Current organizational processes for managing regulatory change are falling short for insurers, according to recent survey results. Compliance Assurance Corporation (CAC) conducted a poll during “Managing the Hydra of Regulatory Change,” the first installment of CAC’s Compliance 2.0 webinar series. The provider of regulatory compliance solutions for the insurance industry asked attendees to classify their organizations’ processes using a five-level governance, risk management and compliance (GRC) framework to measure the maturity of an organization’s process for managing regulatory change in the context of a dynamic and shifting regulatory environment. The framework, from analyst firm GRC 20/20 Research, includes the levels of ad hoc, fragmented, managed, integrated and intelligent.
While the most respondents (35 percent) classified their regulatory change management approach as managed — the mid-range of the maturity model — 28 percent of the 50 respondents identified their processes as being aligned on the fragmented level of the scale. The fragmented level is characterized by a lack of consistent structure, lack of institutionalized processes for sharing regulatory information and disjointed use of technology. Limited oversight and accountability is also typical of firms taking a fragmented approach to managing regulatory change.
The managed level holds some usage of technology to manage process and provide accountability, but inconsistencies still remain, CAC said. Lacking the integration of technology and content, a managed approach delivers some visibility into regulatory change across the business, but reporting tends to not go beyond the department level.
Ten percent of respondents self-identified their processes as intelligent, the model’s most advanced rating, which features business-process automation that enables full oversight and seamless management of regulatory change. The same percentage classified their organization’s practices as ad hoc, the lowest level of the regulatory change management maturity model categorized by the lack of a defined regulatory taxonomy and low-to-no use of technology. And, 17 percent selected integrated, the second-highest level noted for common technology architecture enabling consistent management of regulatory change.
Insurers have to manage more than 3,500 state-based regulatory changes in a given year, according to Jerry Shafran, CEO of CAC.

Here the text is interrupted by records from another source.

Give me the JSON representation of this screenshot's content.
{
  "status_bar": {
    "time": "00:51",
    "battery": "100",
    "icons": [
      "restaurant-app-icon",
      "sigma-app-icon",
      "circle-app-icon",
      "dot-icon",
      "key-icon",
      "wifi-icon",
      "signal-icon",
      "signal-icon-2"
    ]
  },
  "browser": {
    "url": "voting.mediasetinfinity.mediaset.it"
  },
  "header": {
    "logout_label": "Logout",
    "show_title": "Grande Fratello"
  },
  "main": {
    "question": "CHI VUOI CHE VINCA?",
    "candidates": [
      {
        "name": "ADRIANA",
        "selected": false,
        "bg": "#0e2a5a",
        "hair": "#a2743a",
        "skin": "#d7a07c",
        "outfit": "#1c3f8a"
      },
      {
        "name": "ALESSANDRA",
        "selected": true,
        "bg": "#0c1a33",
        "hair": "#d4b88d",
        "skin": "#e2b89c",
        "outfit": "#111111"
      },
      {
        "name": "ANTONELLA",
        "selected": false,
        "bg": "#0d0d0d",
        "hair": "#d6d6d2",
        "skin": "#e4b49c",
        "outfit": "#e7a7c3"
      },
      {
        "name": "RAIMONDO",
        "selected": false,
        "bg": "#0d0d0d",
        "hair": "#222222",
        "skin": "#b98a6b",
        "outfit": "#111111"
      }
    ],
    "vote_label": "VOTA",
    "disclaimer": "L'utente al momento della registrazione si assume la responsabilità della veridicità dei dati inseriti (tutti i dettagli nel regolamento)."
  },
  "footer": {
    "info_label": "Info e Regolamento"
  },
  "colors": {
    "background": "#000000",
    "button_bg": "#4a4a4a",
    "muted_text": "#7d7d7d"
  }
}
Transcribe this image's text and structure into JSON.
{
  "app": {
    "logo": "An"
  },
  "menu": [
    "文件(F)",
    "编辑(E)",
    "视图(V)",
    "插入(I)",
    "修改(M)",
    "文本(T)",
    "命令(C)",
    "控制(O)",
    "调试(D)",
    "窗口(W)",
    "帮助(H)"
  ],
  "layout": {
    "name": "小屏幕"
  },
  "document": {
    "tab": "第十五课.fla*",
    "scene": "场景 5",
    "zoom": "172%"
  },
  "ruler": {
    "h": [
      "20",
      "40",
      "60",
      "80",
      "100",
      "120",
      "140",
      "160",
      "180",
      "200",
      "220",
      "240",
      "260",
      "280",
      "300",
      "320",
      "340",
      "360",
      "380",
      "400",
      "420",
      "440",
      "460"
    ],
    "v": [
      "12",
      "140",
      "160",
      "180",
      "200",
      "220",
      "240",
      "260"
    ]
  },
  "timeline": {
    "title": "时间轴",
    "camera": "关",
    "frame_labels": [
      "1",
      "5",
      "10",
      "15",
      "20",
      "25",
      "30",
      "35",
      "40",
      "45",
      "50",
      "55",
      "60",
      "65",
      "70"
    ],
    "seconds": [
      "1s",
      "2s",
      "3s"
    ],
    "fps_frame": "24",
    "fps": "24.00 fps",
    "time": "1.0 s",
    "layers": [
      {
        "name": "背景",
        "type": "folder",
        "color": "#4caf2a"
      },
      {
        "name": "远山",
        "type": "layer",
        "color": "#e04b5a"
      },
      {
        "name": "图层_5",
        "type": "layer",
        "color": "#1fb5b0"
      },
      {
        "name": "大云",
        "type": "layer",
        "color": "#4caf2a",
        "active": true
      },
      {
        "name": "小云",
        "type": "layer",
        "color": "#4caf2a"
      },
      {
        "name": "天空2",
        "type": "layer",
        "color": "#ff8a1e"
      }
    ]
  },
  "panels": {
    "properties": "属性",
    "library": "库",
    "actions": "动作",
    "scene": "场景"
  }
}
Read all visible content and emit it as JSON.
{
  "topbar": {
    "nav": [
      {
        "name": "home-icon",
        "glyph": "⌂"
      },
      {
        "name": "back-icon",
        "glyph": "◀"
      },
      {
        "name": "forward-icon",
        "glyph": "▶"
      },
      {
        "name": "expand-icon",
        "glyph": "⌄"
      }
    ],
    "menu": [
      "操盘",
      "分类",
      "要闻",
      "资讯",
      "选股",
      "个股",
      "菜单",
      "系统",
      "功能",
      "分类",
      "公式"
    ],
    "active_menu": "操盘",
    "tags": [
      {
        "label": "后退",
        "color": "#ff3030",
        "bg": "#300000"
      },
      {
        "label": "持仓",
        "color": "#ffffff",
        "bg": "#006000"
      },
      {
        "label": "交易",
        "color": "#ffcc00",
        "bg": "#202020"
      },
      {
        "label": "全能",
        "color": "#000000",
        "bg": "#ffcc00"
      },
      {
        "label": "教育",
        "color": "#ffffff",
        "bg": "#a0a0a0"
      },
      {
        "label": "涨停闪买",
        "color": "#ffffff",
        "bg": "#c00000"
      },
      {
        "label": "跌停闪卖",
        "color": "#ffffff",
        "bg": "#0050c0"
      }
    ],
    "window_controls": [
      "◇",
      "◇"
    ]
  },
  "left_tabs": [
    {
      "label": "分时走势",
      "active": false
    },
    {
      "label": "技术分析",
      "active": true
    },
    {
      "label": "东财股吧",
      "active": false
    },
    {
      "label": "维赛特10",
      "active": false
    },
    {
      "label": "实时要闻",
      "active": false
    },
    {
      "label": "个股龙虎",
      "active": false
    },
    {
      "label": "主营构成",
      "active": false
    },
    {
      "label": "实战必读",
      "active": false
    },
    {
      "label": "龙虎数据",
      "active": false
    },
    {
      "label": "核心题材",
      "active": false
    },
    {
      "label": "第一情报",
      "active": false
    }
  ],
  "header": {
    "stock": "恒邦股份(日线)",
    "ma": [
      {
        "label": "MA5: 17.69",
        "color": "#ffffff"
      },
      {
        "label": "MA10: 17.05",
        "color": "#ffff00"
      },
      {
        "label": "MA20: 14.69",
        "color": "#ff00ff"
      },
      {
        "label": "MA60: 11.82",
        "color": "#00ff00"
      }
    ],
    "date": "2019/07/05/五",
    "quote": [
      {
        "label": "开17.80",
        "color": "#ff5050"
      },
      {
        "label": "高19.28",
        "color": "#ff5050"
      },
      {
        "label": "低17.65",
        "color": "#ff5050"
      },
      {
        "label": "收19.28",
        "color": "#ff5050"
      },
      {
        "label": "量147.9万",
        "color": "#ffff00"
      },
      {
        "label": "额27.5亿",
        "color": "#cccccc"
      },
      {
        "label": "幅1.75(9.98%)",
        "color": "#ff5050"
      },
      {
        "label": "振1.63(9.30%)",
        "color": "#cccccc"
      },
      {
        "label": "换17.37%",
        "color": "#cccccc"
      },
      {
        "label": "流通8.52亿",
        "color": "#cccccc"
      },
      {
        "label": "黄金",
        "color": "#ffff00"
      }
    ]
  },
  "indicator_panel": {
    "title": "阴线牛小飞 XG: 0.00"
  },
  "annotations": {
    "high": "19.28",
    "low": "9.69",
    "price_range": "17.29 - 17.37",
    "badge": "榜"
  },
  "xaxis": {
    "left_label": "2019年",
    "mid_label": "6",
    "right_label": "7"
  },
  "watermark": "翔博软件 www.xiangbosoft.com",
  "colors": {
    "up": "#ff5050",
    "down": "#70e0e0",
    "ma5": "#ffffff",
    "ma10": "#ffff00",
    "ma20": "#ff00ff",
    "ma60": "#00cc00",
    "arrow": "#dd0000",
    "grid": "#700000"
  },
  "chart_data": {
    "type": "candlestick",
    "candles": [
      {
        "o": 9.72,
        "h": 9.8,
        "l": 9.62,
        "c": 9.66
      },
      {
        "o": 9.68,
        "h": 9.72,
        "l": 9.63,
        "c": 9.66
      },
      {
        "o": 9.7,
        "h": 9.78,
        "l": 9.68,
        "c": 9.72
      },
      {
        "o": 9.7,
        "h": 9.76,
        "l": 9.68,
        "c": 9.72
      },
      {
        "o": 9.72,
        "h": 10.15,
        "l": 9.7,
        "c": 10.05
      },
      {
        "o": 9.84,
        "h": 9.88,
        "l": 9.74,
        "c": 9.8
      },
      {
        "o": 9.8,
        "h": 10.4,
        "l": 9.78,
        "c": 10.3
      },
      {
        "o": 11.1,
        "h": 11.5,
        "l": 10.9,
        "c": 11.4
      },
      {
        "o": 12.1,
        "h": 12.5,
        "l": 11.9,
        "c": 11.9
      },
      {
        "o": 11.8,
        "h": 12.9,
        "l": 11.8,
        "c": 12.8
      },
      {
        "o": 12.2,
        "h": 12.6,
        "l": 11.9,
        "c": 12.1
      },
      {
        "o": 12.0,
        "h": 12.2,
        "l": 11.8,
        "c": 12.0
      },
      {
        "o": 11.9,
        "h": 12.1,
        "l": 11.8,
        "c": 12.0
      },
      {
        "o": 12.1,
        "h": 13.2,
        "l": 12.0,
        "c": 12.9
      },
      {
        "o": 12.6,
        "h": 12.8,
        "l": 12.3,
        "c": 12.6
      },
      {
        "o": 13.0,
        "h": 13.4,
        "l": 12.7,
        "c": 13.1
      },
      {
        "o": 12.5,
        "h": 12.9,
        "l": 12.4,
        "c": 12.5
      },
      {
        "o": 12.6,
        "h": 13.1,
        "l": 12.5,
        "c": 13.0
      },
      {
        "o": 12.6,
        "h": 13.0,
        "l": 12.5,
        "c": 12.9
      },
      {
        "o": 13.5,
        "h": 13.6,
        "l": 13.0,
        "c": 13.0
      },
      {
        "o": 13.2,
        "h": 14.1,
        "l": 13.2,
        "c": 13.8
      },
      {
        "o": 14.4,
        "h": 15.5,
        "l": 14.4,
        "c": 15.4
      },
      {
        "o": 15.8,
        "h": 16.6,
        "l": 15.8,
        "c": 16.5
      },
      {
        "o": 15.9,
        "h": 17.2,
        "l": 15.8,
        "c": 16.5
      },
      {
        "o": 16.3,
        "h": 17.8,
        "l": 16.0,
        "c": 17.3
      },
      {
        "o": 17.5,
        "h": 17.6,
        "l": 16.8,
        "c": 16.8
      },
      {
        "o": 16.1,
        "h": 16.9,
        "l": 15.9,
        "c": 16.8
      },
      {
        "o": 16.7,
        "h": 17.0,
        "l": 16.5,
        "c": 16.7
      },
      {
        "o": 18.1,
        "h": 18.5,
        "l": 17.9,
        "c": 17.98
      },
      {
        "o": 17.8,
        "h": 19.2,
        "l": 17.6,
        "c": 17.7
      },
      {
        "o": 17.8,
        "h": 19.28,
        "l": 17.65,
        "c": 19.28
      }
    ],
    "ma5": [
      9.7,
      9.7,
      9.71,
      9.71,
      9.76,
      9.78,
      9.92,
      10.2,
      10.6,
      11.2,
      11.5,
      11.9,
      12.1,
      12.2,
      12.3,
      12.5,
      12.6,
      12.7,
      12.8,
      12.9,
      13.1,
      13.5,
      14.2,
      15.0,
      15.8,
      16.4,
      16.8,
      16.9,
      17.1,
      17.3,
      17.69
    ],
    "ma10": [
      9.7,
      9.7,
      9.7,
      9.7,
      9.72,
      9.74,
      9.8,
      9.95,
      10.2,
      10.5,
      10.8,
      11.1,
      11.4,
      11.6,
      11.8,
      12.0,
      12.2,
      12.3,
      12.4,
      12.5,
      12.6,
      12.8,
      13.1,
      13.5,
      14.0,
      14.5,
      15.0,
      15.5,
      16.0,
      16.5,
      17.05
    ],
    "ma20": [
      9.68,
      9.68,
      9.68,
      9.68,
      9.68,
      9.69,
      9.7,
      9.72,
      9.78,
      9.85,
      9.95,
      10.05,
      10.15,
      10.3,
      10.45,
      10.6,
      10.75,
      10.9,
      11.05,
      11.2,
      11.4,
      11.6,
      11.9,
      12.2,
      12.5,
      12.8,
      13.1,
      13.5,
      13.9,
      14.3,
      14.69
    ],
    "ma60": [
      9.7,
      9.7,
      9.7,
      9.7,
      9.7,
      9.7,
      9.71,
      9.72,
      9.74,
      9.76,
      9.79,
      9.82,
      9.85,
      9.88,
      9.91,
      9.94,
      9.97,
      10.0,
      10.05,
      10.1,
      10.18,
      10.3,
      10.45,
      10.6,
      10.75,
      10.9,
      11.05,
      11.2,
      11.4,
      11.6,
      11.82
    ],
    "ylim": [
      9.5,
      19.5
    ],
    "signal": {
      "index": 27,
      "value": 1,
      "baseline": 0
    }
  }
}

“The insurance sector is rapidly becoming a technology business. To retain a competitive edge, insurers must seek new innovative ways to grow revenues, manage costs and mitigate risks,” Shafran said. “To reduce risk and remain competitive, insurance organizations are wise to evolve their execution of regulatory change management to a more effective and efficient process, one that is scalable and consistently meets the demands of business and regulatory environments. Process and technology innovation can drive efficiency while delivering tangible benefits to the business and more open engagement between compliance and the organization’s business owners.”